Le mois de septembre fut inimaginable ment chaud. Autour de 45 degré dans le nord au dessus de 50 dans le sud de l’Europe.

Les décès commencèrent à se multiplier du fait des rationnements, du stress de la situation, des affrontements entre communautés. La vie devenant intolérable et de semaine en semaine s’aggravant, en dépit des promesses fatalistes des dirigeants affirmant que l’automne finirait par arriver, que les températures allaient baisser et la pluie revenir, les populations commencèrent à envisager des mesures d’exode massif. Les habitants des campagnes commencèrent à se regrouper autour des fleuves et des points d’eau. Les barrages furent pris d’assaut et cernés de campements. Une ruée vers la Suisse et ses lacs fut arrêtée par des barrages de route et de puissants moyens militaires mis en place par ce pays. Toutes les ressources d’eau furent d’ailleurs et dans toute l’Europe militairement sécurisée surtout à partir du moment ou les réseaux d’eau potable durent être coupés, et remplacés par des points de distribution sous contrôle de milices armées.

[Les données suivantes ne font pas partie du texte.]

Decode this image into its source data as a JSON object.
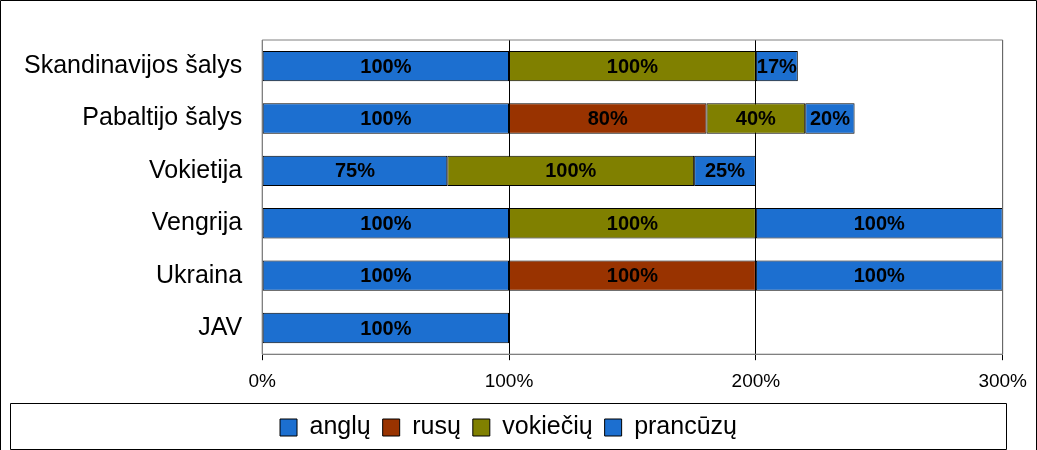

Une impression de fin du monde se répandit dans une Europe dévastée.

Toutes les grandes villes portuaires doublant, triplant leur population devenaient des campements géants d’attente pour d’improbables embarquements vers des pays? il pleuvait encore.

Octobre arriva sous un soleil de plomb persistant et une température moyenne de 48 degré.

François hollande se réveilla en sueur, tremblant de peur et les idées confuses; il se dit dans son demi sommeil : je dois absolument réussir cette Conférence de Paris et faire signer le protocole sur le climat. Mais au fait en quelle année sommes-nous?